Pursuing their favourite measures, the prelatic myrmidons had successfully fanned, by their domineering insolence, the discontent they had widely kindled in the west, from which there appeared no means of escape, but by some desperate effort to which every day’s report of fresh aggression was rapidly driving the people. A few of the many irritating incidents which occurred have been preserved, but the amount of the suffering can only be guessed. The slightest attempts at what has been improperly denominated retaliation have been carefully registered. Of these I shall give two specimens, which were then paraded as instances of their “hellish principles,” and which, though they were not the actions of religious men, have been treated as the effects of fanaticism.
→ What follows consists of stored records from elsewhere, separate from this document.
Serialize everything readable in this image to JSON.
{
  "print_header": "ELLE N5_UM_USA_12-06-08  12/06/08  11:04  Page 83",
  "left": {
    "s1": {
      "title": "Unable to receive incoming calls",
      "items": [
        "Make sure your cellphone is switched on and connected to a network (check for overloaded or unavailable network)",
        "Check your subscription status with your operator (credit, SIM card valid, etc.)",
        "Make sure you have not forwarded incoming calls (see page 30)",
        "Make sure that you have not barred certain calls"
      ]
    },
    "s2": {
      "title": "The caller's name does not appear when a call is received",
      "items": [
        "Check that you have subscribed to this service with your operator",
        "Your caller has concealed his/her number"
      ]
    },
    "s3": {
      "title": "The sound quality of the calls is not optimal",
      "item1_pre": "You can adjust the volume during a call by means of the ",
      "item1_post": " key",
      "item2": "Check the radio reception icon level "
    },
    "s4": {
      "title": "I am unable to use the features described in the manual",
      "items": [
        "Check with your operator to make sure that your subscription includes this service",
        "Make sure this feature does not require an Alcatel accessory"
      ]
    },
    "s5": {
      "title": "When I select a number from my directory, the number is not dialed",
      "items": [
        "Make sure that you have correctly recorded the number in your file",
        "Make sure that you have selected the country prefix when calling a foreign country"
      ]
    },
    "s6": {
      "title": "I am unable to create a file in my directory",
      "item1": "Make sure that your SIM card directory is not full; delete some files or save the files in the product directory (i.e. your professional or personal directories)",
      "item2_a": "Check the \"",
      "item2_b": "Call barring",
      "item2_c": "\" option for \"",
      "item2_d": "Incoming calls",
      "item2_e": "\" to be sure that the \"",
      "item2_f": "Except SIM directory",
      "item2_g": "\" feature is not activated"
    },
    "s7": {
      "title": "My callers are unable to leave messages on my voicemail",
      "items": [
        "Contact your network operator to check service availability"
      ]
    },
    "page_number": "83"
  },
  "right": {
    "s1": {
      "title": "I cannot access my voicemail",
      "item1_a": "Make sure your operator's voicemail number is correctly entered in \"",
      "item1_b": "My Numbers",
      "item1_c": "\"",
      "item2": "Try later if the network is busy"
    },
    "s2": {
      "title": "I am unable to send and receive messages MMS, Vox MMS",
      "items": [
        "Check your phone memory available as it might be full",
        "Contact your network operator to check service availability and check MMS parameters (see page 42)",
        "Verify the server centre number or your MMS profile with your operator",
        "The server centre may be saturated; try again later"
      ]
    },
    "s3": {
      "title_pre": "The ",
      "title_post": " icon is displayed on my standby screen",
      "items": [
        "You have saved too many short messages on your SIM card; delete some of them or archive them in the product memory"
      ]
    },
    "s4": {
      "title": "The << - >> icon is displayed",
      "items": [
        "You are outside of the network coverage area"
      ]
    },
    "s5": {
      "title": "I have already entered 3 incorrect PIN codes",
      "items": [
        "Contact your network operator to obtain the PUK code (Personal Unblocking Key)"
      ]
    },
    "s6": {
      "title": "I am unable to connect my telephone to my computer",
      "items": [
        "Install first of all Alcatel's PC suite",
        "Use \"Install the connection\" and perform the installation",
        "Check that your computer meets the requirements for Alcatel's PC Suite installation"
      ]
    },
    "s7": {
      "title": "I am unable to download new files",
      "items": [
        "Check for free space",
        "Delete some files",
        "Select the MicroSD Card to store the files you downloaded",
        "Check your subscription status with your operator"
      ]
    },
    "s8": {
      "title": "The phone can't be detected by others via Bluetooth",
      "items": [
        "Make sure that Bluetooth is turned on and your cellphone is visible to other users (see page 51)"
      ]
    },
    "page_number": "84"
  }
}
The first was a trick played upon Major Johnston, one of the captains of the train-band of Edinburgh, a violent persecutor, but by whom was never discovered. “One night,” says Kirkton, “a boy came and told Johnston there was a conventicle in a certain close; for he was famously known for an active agent of satan to suppress preachings in the city and apprehend ministers, though sometimes he took money to overlook them. He (ever ready for such mischief) presently took a party of the town-guard, came and entered the house, where he found some men met about business, who seeing them enter so rudely with their weapons, did challenge him why he came so briskly. Finding no conventicle there, he and they began to jostle, (who were the aggressors I cannot tell,) but he with his men were the first provokers. Some of the gentlemen shot, as is said, a tobacco-stapple, or piece of broken money, at one of his followers, a soldier from the Castle, who fell, and died within ten days after. Another gripped the major himself, and cast him down on the floor; and they were so incensed that they offered to kill him. But he crying out wofully to spare his life, said—‘For Christ’s sake, send me not to hell,’ and swore he would never trouble any of these meetings again. Whether he was required to say this, or said it in his fear, I cannot tell; whereupon they spared his life, and let him and his party go not without some blae strokes they had got. The gentlemen then withdrew to their own quarters.